Patellar luxation (PT) is a widespread joint disease among small dogs, including Chihuahuas. Although PT won’t permanently harm their running, it can be painful for your pup.
Have the vet check your dog for other joint problems, such as hip dysplasia and arthritis. These conditions are more prevalent in older dogs and may even coincide with heart problems.
When your Chihuahua’s check-up is complete, follow the tips below:
#1: When out for a run, choose dirt or grass paths rather than concrete or asphalt.
The natural surfaces are much easier on your dog’s joints.
(Still, be wary of surprise rabbit and gopher holes, sharp rocks, and uneven terrain! Natural pathways are not entirely risk-free.)

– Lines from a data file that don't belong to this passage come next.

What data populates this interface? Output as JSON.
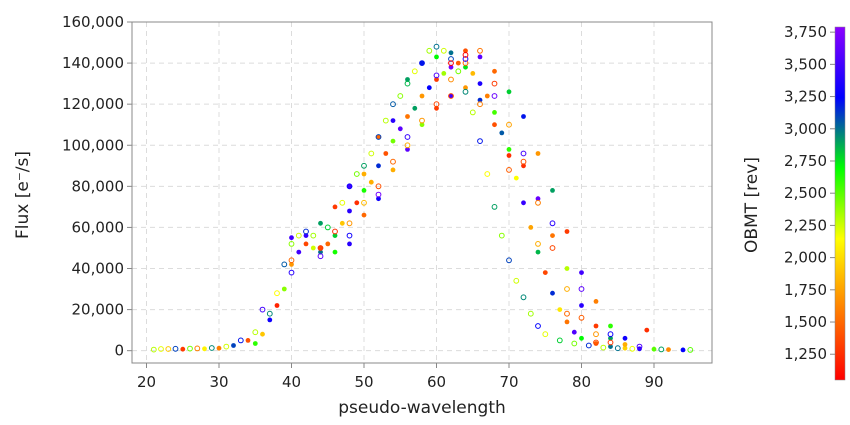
{
  "chart_data": {
    "type": "scatter",
    "xlabel": "pseudo-wavelength",
    "ylabel": "Flux [e⁻/s]",
    "xlim": [
      18,
      98
    ],
    "ylim": [
      -6000,
      160000
    ],
    "x_ticks": [
      20,
      30,
      40,
      50,
      60,
      70,
      80,
      90
    ],
    "x_tick_labels": [
      "20",
      "30",
      "40",
      "50",
      "60",
      "70",
      "80",
      "90"
    ],
    "y_ticks": [
      0,
      20000,
      40000,
      60000,
      80000,
      100000,
      120000,
      140000,
      160000
    ],
    "y_tick_labels": [
      "0",
      "20,000",
      "40,000",
      "60,000",
      "80,000",
      "100,000",
      "120,000",
      "140,000",
      "160,000"
    ],
    "grid": true,
    "colorbar": {
      "label": "OBMT [rev]",
      "range": [
        1050,
        3790
      ],
      "ticks": [
        1250,
        1500,
        1750,
        2000,
        2250,
        2500,
        2750,
        3000,
        3250,
        3500,
        3750
      ],
      "tick_labels": [
        "1,250",
        "1,500",
        "1,750",
        "2,000",
        "2,250",
        "2,500",
        "2,750",
        "3,000",
        "3,250",
        "3,500",
        "3,750"
      ],
      "colormap": [
        "#ff0000",
        "#ff7f00",
        "#ffff00",
        "#00ff00",
        "#0000ff",
        "#8b00ff"
      ]
    },
    "series": [
      {
        "marker": "filled",
        "points": [
          [
            25,
            700,
            1300
          ],
          [
            28,
            900,
            2100
          ],
          [
            30,
            1200,
            1600
          ],
          [
            32,
            2500,
            3100
          ],
          [
            34,
            5000,
            1400
          ],
          [
            35,
            3500,
            2600
          ],
          [
            36,
            8000,
            1900
          ],
          [
            37,
            15000,
            3300
          ],
          [
            38,
            22000,
            1200
          ],
          [
            39,
            30000,
            2400
          ],
          [
            40,
            42000,
            1700
          ],
          [
            41,
            48000,
            3500
          ],
          [
            42,
            52000,
            1350
          ],
          [
            43,
            50000,
            2250
          ],
          [
            44,
            48000,
            3000
          ],
          [
            45,
            52000,
            1500
          ],
          [
            46,
            56000,
            2800
          ],
          [
            47,
            62000,
            1900
          ],
          [
            48,
            68000,
            3400
          ],
          [
            49,
            72000,
            1250
          ],
          [
            50,
            78000,
            2650
          ],
          [
            51,
            82000,
            1800
          ],
          [
            52,
            90000,
            3150
          ],
          [
            53,
            96000,
            1400
          ],
          [
            54,
            102000,
            2450
          ],
          [
            55,
            108000,
            3600
          ],
          [
            56,
            114000,
            1550
          ],
          [
            57,
            118000,
            2900
          ],
          [
            58,
            124000,
            1700
          ],
          [
            59,
            128000,
            3250
          ],
          [
            60,
            132000,
            1300
          ],
          [
            61,
            135000,
            2350
          ],
          [
            62,
            138000,
            3700
          ],
          [
            63,
            140000,
            1450
          ],
          [
            64,
            138000,
            2750
          ],
          [
            65,
            135000,
            1850
          ],
          [
            66,
            130000,
            3350
          ],
          [
            67,
            124000,
            1600
          ],
          [
            68,
            116000,
            2550
          ],
          [
            69,
            106000,
            3050
          ],
          [
            70,
            95000,
            1250
          ],
          [
            71,
            84000,
            2150
          ],
          [
            72,
            72000,
            3450
          ],
          [
            73,
            60000,
            1750
          ],
          [
            74,
            48000,
            2850
          ],
          [
            75,
            38000,
            1350
          ],
          [
            76,
            28000,
            3150
          ],
          [
            77,
            20000,
            2050
          ],
          [
            78,
            14000,
            1550
          ],
          [
            79,
            9000,
            3550
          ],
          [
            80,
            6000,
            2700
          ],
          [
            82,
            3500,
            1450
          ],
          [
            84,
            2000,
            3000
          ],
          [
            86,
            1200,
            1950
          ],
          [
            88,
            900,
            3400
          ],
          [
            89,
            10000,
            1250
          ],
          [
            90,
            700,
            2500
          ],
          [
            92,
            500,
            1650
          ],
          [
            94,
            400,
            3250
          ],
          [
            40,
            55000,
            3500
          ],
          [
            42,
            56000,
            3450
          ],
          [
            44,
            50000,
            1350
          ],
          [
            46,
            48000,
            2650
          ],
          [
            48,
            52000,
            3400
          ],
          [
            50,
            66000,
            1500
          ],
          [
            52,
            74000,
            3300
          ],
          [
            54,
            88000,
            1800
          ],
          [
            56,
            98000,
            3600
          ],
          [
            58,
            110000,
            2400
          ],
          [
            60,
            118000,
            1300
          ],
          [
            62,
            124000,
            3500
          ],
          [
            64,
            128000,
            1700
          ],
          [
            66,
            122000,
            3150
          ],
          [
            68,
            110000,
            1400
          ],
          [
            70,
            98000,
            2600
          ],
          [
            72,
            90000,
            1250
          ],
          [
            74,
            74000,
            3650
          ],
          [
            76,
            56000,
            1550
          ],
          [
            78,
            40000,
            2300
          ],
          [
            80,
            22000,
            3400
          ],
          [
            82,
            12000,
            1300
          ],
          [
            84,
            6000,
            2900
          ],
          [
            86,
            3000,
            1800
          ],
          [
            56,
            132000,
            2900
          ],
          [
            58,
            140000,
            3200
          ],
          [
            60,
            143000,
            2700
          ],
          [
            62,
            145000,
            3000
          ],
          [
            64,
            146000,
            1400
          ],
          [
            66,
            143000,
            3600
          ],
          [
            68,
            136000,
            1500
          ],
          [
            70,
            126000,
            2800
          ],
          [
            72,
            114000,
            3200
          ],
          [
            74,
            96000,
            1700
          ],
          [
            76,
            78000,
            2900
          ],
          [
            78,
            58000,
            1300
          ],
          [
            80,
            38000,
            3500
          ],
          [
            82,
            24000,
            1600
          ],
          [
            84,
            12000,
            2600
          ],
          [
            86,
            6000,
            3300
          ],
          [
            50,
            86000,
            1800
          ],
          [
            48,
            80000,
            3500
          ],
          [
            46,
            70000,
            1300
          ],
          [
            44,
            62000,
            2900
          ],
          [
            54,
            112000,
            3400
          ],
          [
            52,
            104000,
            1500
          ]
        ]
      },
      {
        "marker": "open",
        "points": [
          [
            21,
            500,
            2300
          ],
          [
            22,
            800,
            2200
          ],
          [
            23,
            800,
            1900
          ],
          [
            24,
            900,
            3100
          ],
          [
            26,
            1000,
            2450
          ],
          [
            27,
            1100,
            1600
          ],
          [
            29,
            1300,
            2950
          ],
          [
            31,
            2000,
            2250
          ],
          [
            33,
            5000,
            3200
          ],
          [
            35,
            9000,
            2300
          ],
          [
            37,
            18000,
            2950
          ],
          [
            38,
            28000,
            2150
          ],
          [
            39,
            42000,
            3050
          ],
          [
            40,
            52000,
            2400
          ],
          [
            41,
            56000,
            2250
          ],
          [
            42,
            58000,
            3150
          ],
          [
            43,
            56000,
            2350
          ],
          [
            45,
            60000,
            2800
          ],
          [
            47,
            72000,
            2200
          ],
          [
            48,
            80000,
            3300
          ],
          [
            49,
            86000,
            2450
          ],
          [
            50,
            90000,
            2900
          ],
          [
            51,
            96000,
            2250
          ],
          [
            52,
            104000,
            3100
          ],
          [
            53,
            112000,
            2300
          ],
          [
            54,
            120000,
            3050
          ],
          [
            55,
            124000,
            2400
          ],
          [
            56,
            130000,
            2850
          ],
          [
            57,
            136000,
            2200
          ],
          [
            58,
            140000,
            3200
          ],
          [
            59,
            146000,
            2350
          ],
          [
            60,
            148000,
            3000
          ],
          [
            61,
            146000,
            2250
          ],
          [
            62,
            142000,
            3100
          ],
          [
            63,
            136000,
            2450
          ],
          [
            64,
            126000,
            2950
          ],
          [
            65,
            116000,
            2300
          ],
          [
            66,
            102000,
            3200
          ],
          [
            67,
            86000,
            2150
          ],
          [
            68,
            70000,
            2900
          ],
          [
            69,
            56000,
            2400
          ],
          [
            70,
            44000,
            3100
          ],
          [
            71,
            34000,
            2250
          ],
          [
            72,
            26000,
            2950
          ],
          [
            73,
            18000,
            2350
          ],
          [
            74,
            12000,
            3250
          ],
          [
            75,
            8000,
            2200
          ],
          [
            77,
            5000,
            2800
          ],
          [
            79,
            3500,
            2450
          ],
          [
            81,
            2500,
            3150
          ],
          [
            83,
            1500,
            2300
          ],
          [
            85,
            1200,
            3000
          ],
          [
            87,
            900,
            2200
          ],
          [
            91,
            600,
            2900
          ],
          [
            95,
            400,
            2500
          ],
          [
            40,
            44000,
            1500
          ],
          [
            44,
            50000,
            1300
          ],
          [
            48,
            62000,
            1700
          ],
          [
            52,
            80000,
            1400
          ],
          [
            56,
            100000,
            1800
          ],
          [
            60,
            120000,
            1350
          ],
          [
            62,
            132000,
            1650
          ],
          [
            64,
            140000,
            1450
          ],
          [
            66,
            146000,
            1550
          ],
          [
            68,
            130000,
            1300
          ],
          [
            70,
            110000,
            1750
          ],
          [
            72,
            92000,
            1400
          ],
          [
            74,
            72000,
            1600
          ],
          [
            76,
            50000,
            1350
          ],
          [
            78,
            30000,
            1800
          ],
          [
            80,
            16000,
            1450
          ],
          [
            82,
            8000,
            1700
          ],
          [
            84,
            4000,
            1300
          ],
          [
            46,
            58000,
            1250
          ],
          [
            50,
            72000,
            1850
          ],
          [
            54,
            92000,
            1500
          ],
          [
            58,
            112000,
            1700
          ],
          [
            62,
            124000,
            1350
          ],
          [
            66,
            120000,
            1600
          ],
          [
            70,
            88000,
            1450
          ],
          [
            74,
            52000,
            1800
          ],
          [
            78,
            18000,
            1500
          ],
          [
            82,
            4000,
            1350
          ],
          [
            36,
            20000,
            3500
          ],
          [
            40,
            38000,
            3400
          ],
          [
            44,
            46000,
            3600
          ],
          [
            48,
            56000,
            3300
          ],
          [
            52,
            76000,
            3700
          ],
          [
            56,
            104000,
            3450
          ],
          [
            60,
            134000,
            3550
          ],
          [
            64,
            142000,
            3350
          ],
          [
            68,
            124000,
            3650
          ],
          [
            72,
            96000,
            3500
          ],
          [
            76,
            62000,
            3400
          ],
          [
            80,
            30000,
            3600
          ],
          [
            84,
            8000,
            3300
          ],
          [
            88,
            2000,
            3550
          ],
          [
            62,
            140000,
            1000
          ],
          [
            64,
            144000,
            1000
          ]
        ]
      }
    ]
  }
}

#2: Exercise during the more excellent parts of the day.
You should set out during the hours of the early morning or evening.
This is especially important where there are few or no areas to run apart from asphalt or concrete.
These surfaces heat up tremendously and can hurt your Chihuahua’s feet! Cooler temperatures will also allow you to run over a longer distance.
#3: If your dog is not yet comfortable running, start practicing by alternating between walks and brief running sessions.
As they get used to the activity, increase the distance and speed each week. Make sure the change is gradual.
You should increase the distance between 5-10% weekly to achieve the desired improvement safely.
Remember to let your dog have fun with these practice sessions! Morning or evening jogs should be a time to bond with your Chihuahua.
Please don’t push your Chi so hard that you lose focus on their health and happiness. Even if they only run at the average small-dog-sprint of 8mph, your Chihuahua is a champion and should be cherished!